Council cutbacks could lead to incest, warns politician

Kenneth Gunn said some people could unwittingly marry family members

COUNCIL cutbacks could lead to increased incest in the Scottish Borders, it has been suggested.

A Selkirkshire councillor has warned of dire consequences after Borders council moved to scrap the medieval practice of posting public marriage notices, or ‘banns’.

He spoke of his concerns over an improper ‘union’ of siblings or cousins, who may be ignorant of their relation to each other.

The council has closed some registrar offices

SNP councillor Kenneth Gunn said: “The Proclamation of Banns is not merely a ritual handed down from the Dark Ages, but a necessary and vital part of the census services.”

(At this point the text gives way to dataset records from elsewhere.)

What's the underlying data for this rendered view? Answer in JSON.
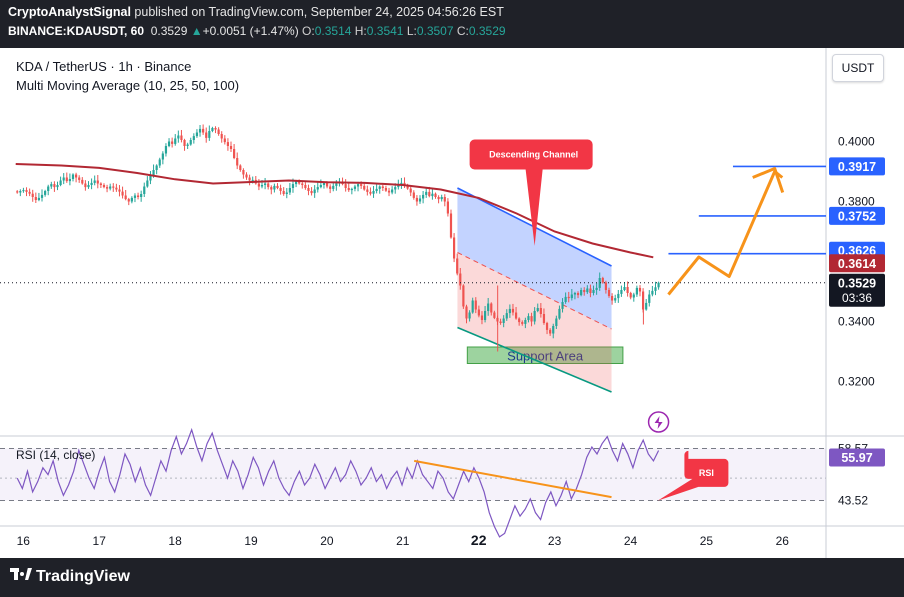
{
  "header": {
    "author": "CryptoAnalystSignal",
    "published_text": " published on TradingView.com, September 24, 2025 04:56:26 EST",
    "symbol_full": "BINANCE:KDAUSDT, 60",
    "last": "0.3529",
    "change": "+0.0051 (+1.47%)",
    "o_label": "O:",
    "o": "0.3514",
    "h_label": "H:",
    "h": "0.3541",
    "l_label": "L:",
    "l": "0.3507",
    "c_label": "C:",
    "c": "0.3529"
  },
  "legend": {
    "title": "KDA / TetherUS · 1h · Binance",
    "indicator": "Multi Moving Average (10, 25, 50, 100)",
    "rsi": "RSI (14, close)"
  },
  "currency_button": "USDT",
  "footer": {
    "brand": "TradingView"
  },
  "colors": {
    "up": "#26a69a",
    "down": "#ef5350",
    "ma": "#b22833",
    "channel_blue": "#2962ff",
    "channel_green": "#089981",
    "projection": "#f7931a",
    "rsi": "#7e57c2",
    "rsi_trend": "#f7931a",
    "callout": "#f23645",
    "price_tag": "#131722",
    "level_tag": "#2962ff"
  },
  "chart_data": {
    "type": "candlestick",
    "title": "KDA / TetherUS · 1h · Binance",
    "x_ticks": [
      "16",
      "17",
      "18",
      "19",
      "20",
      "21",
      "22",
      "23",
      "24",
      "25",
      "26"
    ],
    "x_tick_bold": "22",
    "y_ticks": [
      "0.4000",
      "0.3800",
      "0.3400",
      "0.3200"
    ],
    "y_range": [
      0.308,
      0.423
    ],
    "price_series_hourly_close": [
      0.383,
      0.3835,
      0.3838,
      0.3832,
      0.3826,
      0.3815,
      0.3805,
      0.3812,
      0.3822,
      0.3835,
      0.385,
      0.3858,
      0.3848,
      0.3855,
      0.387,
      0.388,
      0.3868,
      0.3875,
      0.389,
      0.388,
      0.3872,
      0.386,
      0.3848,
      0.3855,
      0.3862,
      0.387,
      0.386,
      0.3855,
      0.3848,
      0.3843,
      0.385,
      0.3846,
      0.384,
      0.3833,
      0.382,
      0.3808,
      0.38,
      0.3812,
      0.382,
      0.3815,
      0.3825,
      0.385,
      0.387,
      0.3885,
      0.3905,
      0.392,
      0.394,
      0.396,
      0.3985,
      0.4,
      0.3992,
      0.401,
      0.402,
      0.4005,
      0.3985,
      0.399,
      0.4005,
      0.4018,
      0.403,
      0.4042,
      0.403,
      0.4012,
      0.4035,
      0.4045,
      0.404,
      0.4025,
      0.401,
      0.3998,
      0.3985,
      0.3975,
      0.3945,
      0.392,
      0.3905,
      0.389,
      0.388,
      0.387,
      0.3872,
      0.386,
      0.385,
      0.3855,
      0.386,
      0.3848,
      0.384,
      0.3852,
      0.3845,
      0.3835,
      0.3825,
      0.383,
      0.3845,
      0.3858,
      0.3868,
      0.386,
      0.3855,
      0.3845,
      0.3835,
      0.3828,
      0.384,
      0.3848,
      0.3855,
      0.3862,
      0.385,
      0.3842,
      0.3852,
      0.386,
      0.3865,
      0.3858,
      0.3845,
      0.3838,
      0.3842,
      0.385,
      0.3858,
      0.3852,
      0.384,
      0.3832,
      0.3826,
      0.3835,
      0.3842,
      0.385,
      0.3845,
      0.3836,
      0.383,
      0.384,
      0.3848,
      0.3858,
      0.3862,
      0.3855,
      0.3843,
      0.383,
      0.3812,
      0.38,
      0.381,
      0.3822,
      0.3832,
      0.3818,
      0.3826,
      0.3815,
      0.3808,
      0.3815,
      0.38,
      0.376,
      0.368,
      0.361,
      0.356,
      0.352,
      0.345,
      0.341,
      0.343,
      0.347,
      0.344,
      0.342,
      0.3405,
      0.3435,
      0.346,
      0.343,
      0.3412,
      0.34,
      0.3395,
      0.341,
      0.3428,
      0.3442,
      0.343,
      0.341,
      0.3398,
      0.3392,
      0.3405,
      0.3418,
      0.34,
      0.3435,
      0.3445,
      0.3425,
      0.3395,
      0.3372,
      0.336,
      0.3385,
      0.341,
      0.3442,
      0.3465,
      0.3482,
      0.3478,
      0.349,
      0.3495,
      0.3488,
      0.3505,
      0.3498,
      0.351,
      0.3495,
      0.3505,
      0.3512,
      0.3545,
      0.353,
      0.3505,
      0.3485,
      0.347,
      0.3478,
      0.3492,
      0.3505,
      0.3515,
      0.3495,
      0.348,
      0.349,
      0.3512,
      0.35,
      0.344,
      0.3462,
      0.349,
      0.3502,
      0.3514,
      0.3529
    ],
    "moving_average_100": {
      "x_day": [
        15.9,
        16.5,
        17.0,
        17.5,
        18.0,
        18.5,
        19.0,
        19.5,
        20.0,
        20.5,
        21.0,
        21.5,
        22.0,
        22.5,
        23.0,
        23.5,
        24.0,
        24.3
      ],
      "values": [
        0.3925,
        0.392,
        0.3912,
        0.3895,
        0.3874,
        0.386,
        0.3865,
        0.387,
        0.3864,
        0.3862,
        0.3855,
        0.384,
        0.3812,
        0.376,
        0.37,
        0.366,
        0.363,
        0.3614
      ]
    },
    "descending_channel": {
      "upper": [
        [
          21.72,
          0.3845
        ],
        [
          23.75,
          0.3585
        ]
      ],
      "lower": [
        [
          21.72,
          0.338
        ],
        [
          23.75,
          0.3165
        ]
      ],
      "mid": [
        [
          21.72,
          0.363
        ],
        [
          23.75,
          0.3375
        ]
      ]
    },
    "support_area": {
      "low": 0.326,
      "high": 0.3315,
      "x_from": 21.85,
      "x_to": 23.9,
      "label": "Support Area"
    },
    "callouts": [
      {
        "text": "Descending Channel"
      },
      {
        "text": "RSI"
      }
    ],
    "projection_path": [
      [
        24.5,
        0.349
      ],
      [
        24.9,
        0.3615
      ],
      [
        25.3,
        0.355
      ],
      [
        25.9,
        0.39
      ],
      [
        26.0,
        0.388
      ]
    ],
    "levels": [
      {
        "label": "0.3917",
        "value": 0.3917,
        "x_from": 25.35
      },
      {
        "label": "0.3752",
        "value": 0.3752,
        "x_from": 24.9
      },
      {
        "label": "0.3626",
        "value": 0.3626,
        "x_from": 24.5
      }
    ],
    "ma_tag": "0.3614",
    "price_tag": "0.3529",
    "countdown": "03:36",
    "rsi": {
      "label": "RSI (14, close)",
      "levels": [
        "58.57",
        "55.97",
        "43.52"
      ],
      "current": 55.97,
      "series": [
        50,
        47,
        52,
        46,
        49,
        53,
        51,
        55,
        49,
        45,
        48,
        52,
        58,
        54,
        50,
        47,
        52,
        56,
        49,
        46,
        51,
        57,
        54,
        49,
        53,
        48,
        45,
        50,
        55,
        52,
        58,
        62,
        57,
        60,
        64,
        59,
        55,
        60,
        63,
        58,
        54,
        50,
        55,
        52,
        47,
        51,
        56,
        53,
        48,
        52,
        55,
        50,
        47,
        45,
        49,
        52,
        48,
        50,
        54,
        51,
        47,
        50,
        53,
        49,
        51,
        55,
        52,
        48,
        50,
        53,
        49,
        51,
        47,
        50,
        52,
        48,
        53,
        50,
        55,
        51,
        49,
        47,
        52,
        50,
        46,
        44,
        48,
        52,
        49,
        53,
        50,
        46,
        40,
        36,
        33,
        34,
        38,
        42,
        39,
        41,
        44,
        40,
        38,
        43,
        46,
        42,
        45,
        49,
        44,
        47,
        51,
        56,
        59,
        57,
        60,
        62,
        58,
        55,
        60,
        57,
        53,
        58,
        61,
        57,
        55,
        58
      ],
      "trendline": {
        "from_value": 55.0,
        "to_value": 44.5
      }
    }
  }
}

He continued: “In these days of broken marriages and extended families, surely it is even more important.

“I am aware in my own ward of brothers sitting beside sisters they do not know in primary school.


“These youngsters will move on to secondary school, maybe still ignorant of their own relations, and it isn’t going to be too long before we have a union which could produce offspring if we do not play by the well-founded rules.”

He said the posting of marriage certificates should be kept local, after the council closed registry offices in Jedburgh and Selkirk in a bid to save £50,000.

Only Cllr Gunn and one other councillor voted against the closure of registry offices in Selkirk, Jedburgh, Lauder and Newcastle ton at a council meeting last February.

At a full council meeting last week, Cllr Gunn said: “At a time when the Home Office of the UK Government has no idea how many legal or illegal immigrants are in this country from Europe and beyond, surely this is not the time to be cutting back so severely on a service which has been around since medieval times.”

He has previously spoken out about the council failing to train contact centre staff in his town to handle marriage registrations.

A motion to keep registrar by Cllr Gunn was defeated by an amendment from Councillor Alec Nicol, the council’s depute leader for human resources.

Cllr Nicol’s amendment said no changes should be made to the plan, and he told the council: “no local banns have been read or displayed since 2006.”

Cllr Gunn was forced to make a public apology in 2009 after he launched an on-air rant in a BBC radio programme.

He referred to gay people as being ‘sad’ and said atheists were ‘damned to hell’ on the Morning Extra news programme.

The show had been discussing an art exhibition where members of the public were invited to draw on pages of the Bible.

He later said: “As a Christian I believe that we should all work together for a better society in which acceptance, mutual respect and understanding are key – regardless of belief or sexuality. “I understand the offence my statements have caused and apologise for that.”